THE RESULTS OF RIA AND THE FUTURE OF SOURCE OF FUNDS
RIA, though welcomed by the EB-5 community, created multiple unprecedented challenges that require the development of approaches never utilized in the industry before. As the denial rate for Vietnamese investors traditionally relying on dealing with third parties in the EB-5 process raised, it became apparent that methods of documentation of SOF used for years without any detriment to I-526 adjudication need to be reconsidered. The enhanced requirement that the RIA imposes on lenders or donors of investment funds is reshaping the way attorneys now need to advise their clients on the evidentiary burden and incorporates additional “hidden figures” into an already complex equation. While USCIS has yet to develop guidance and policies for navigating this issue, it is up to the immigration practitioners to adapt to the changing environment.
 8 CFR §204.6(j)(3)
 8 C.F.R. § 204.6(e)
 PL 117-103, Part 2 (L)(i) (“Source of Funds”)
 Id. (L)(ii)(III)
 See e.g. pending litigation AIIA v USCIS, Case 1:23-cv-00820 (U.S. District Court for District of Columbia); alleging “illegal and unconscionable policy shift” in adjudication of the Vietnamese Investors’ cases involving the third-party money exchangers;
 IRS Notice 2014-21; www.irs.gov/pub/irs-drop/n-14-21.pdf (last accessed July 5, 2022)

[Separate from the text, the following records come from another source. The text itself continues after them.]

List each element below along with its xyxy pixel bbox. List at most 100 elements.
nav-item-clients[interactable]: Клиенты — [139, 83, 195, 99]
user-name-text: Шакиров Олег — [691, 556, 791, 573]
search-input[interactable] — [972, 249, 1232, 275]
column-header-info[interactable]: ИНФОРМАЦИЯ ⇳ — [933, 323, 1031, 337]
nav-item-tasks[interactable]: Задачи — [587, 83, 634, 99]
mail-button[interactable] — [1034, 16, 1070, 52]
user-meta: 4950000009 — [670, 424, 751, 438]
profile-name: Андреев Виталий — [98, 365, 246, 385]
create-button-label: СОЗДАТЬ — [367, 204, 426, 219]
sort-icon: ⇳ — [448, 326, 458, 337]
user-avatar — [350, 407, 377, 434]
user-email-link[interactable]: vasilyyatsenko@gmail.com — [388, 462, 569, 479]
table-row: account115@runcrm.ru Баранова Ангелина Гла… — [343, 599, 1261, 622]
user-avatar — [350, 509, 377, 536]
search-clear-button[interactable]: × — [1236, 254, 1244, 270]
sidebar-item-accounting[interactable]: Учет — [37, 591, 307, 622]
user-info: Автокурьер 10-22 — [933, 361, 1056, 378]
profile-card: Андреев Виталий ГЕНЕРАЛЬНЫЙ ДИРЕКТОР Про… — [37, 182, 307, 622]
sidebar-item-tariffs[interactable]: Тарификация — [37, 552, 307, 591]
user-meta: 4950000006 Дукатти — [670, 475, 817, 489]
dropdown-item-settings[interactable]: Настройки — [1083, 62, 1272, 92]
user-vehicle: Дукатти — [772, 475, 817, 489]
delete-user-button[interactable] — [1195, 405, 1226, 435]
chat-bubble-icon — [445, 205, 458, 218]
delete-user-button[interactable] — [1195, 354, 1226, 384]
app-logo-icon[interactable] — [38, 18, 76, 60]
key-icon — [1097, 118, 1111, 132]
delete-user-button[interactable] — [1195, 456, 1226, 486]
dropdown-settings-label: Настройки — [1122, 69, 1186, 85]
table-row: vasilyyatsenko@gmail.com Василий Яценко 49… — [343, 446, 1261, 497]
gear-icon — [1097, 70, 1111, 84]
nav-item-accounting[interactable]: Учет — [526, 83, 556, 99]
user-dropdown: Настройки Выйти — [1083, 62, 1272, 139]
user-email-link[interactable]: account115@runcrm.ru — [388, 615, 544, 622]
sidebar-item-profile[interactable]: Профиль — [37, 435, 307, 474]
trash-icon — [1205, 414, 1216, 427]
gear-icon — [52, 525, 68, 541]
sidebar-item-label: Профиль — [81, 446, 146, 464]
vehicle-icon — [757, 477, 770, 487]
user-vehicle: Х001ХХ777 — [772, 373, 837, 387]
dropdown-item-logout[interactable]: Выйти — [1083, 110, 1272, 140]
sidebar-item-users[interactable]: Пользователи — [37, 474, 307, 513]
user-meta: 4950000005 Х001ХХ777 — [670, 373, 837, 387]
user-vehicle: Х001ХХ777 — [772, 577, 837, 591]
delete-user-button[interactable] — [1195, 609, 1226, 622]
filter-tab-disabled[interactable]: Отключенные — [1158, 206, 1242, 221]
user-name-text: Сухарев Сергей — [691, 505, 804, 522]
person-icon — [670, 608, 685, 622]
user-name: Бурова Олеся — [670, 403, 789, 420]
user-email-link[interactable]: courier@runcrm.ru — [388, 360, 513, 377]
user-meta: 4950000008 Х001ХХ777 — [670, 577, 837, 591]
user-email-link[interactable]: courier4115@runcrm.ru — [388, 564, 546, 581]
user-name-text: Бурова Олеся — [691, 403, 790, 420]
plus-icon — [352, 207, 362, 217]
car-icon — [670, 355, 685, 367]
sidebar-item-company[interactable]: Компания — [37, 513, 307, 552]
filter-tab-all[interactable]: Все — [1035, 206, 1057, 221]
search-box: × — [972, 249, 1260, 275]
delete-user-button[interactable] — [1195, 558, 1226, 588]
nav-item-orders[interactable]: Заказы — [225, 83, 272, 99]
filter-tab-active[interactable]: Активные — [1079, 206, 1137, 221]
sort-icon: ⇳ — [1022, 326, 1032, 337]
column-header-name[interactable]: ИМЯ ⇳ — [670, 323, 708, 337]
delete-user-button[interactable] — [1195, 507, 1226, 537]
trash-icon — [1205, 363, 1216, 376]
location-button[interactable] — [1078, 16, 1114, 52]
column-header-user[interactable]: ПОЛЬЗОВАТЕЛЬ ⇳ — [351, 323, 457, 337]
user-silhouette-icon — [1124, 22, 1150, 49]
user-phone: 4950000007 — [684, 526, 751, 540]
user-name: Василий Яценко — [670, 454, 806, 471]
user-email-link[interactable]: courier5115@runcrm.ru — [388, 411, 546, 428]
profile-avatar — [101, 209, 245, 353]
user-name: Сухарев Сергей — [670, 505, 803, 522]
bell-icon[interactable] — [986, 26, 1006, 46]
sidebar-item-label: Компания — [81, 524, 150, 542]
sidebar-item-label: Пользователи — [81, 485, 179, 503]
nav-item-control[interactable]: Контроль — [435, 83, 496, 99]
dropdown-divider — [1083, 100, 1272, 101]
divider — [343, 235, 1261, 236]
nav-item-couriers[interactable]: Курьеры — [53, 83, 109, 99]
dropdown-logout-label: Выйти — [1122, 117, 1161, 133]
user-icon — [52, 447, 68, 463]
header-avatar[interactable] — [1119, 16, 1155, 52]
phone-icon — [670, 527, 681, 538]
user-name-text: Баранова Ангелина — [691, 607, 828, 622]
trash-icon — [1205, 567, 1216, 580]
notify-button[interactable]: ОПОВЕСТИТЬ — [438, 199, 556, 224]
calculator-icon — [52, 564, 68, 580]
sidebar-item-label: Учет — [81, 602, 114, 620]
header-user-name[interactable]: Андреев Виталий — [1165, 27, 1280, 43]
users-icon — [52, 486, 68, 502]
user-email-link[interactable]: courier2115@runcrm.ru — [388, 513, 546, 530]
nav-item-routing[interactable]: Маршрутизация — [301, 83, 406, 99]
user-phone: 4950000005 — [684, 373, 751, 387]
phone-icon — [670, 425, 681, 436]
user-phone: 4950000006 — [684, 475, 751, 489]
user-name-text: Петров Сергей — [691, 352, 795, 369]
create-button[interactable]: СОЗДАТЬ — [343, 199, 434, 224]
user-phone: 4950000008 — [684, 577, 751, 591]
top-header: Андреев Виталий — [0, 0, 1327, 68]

 PL 117-103, Part 2 (L)(iii)(I)(aa)
 Kirke La Shelle Company v. The Paul Armstrong Company et al. 263 N.Y. 79; 188 N.E. 163 (1933), codified as USS 1-304
 Spencer Enterprise Inc v. U.S., 229 F. Supp. 2d 1025, 1040 (E.D. Calif. 2001) aff’d 345 F.3d 683 (9th Cir. 2003).
 TRW Inc v. Andrews, 534 U.S. 19, 28 (2001)
 PL 117-103, Part 2 (L)(i)
 EB5 National Stakeholder Engagement hosted by USCIS (October 19, 2022); available at https://www.uscis.gov/sites/default/files/document/data/National%20Engagement-EB-5%20Immigrant%20Investor%20Program.pdf (last accessed on July 5, 2023);
 Zhang v USCIS, 978 F. 3d 1314, 1319-22 (D.C. Cir. 2020).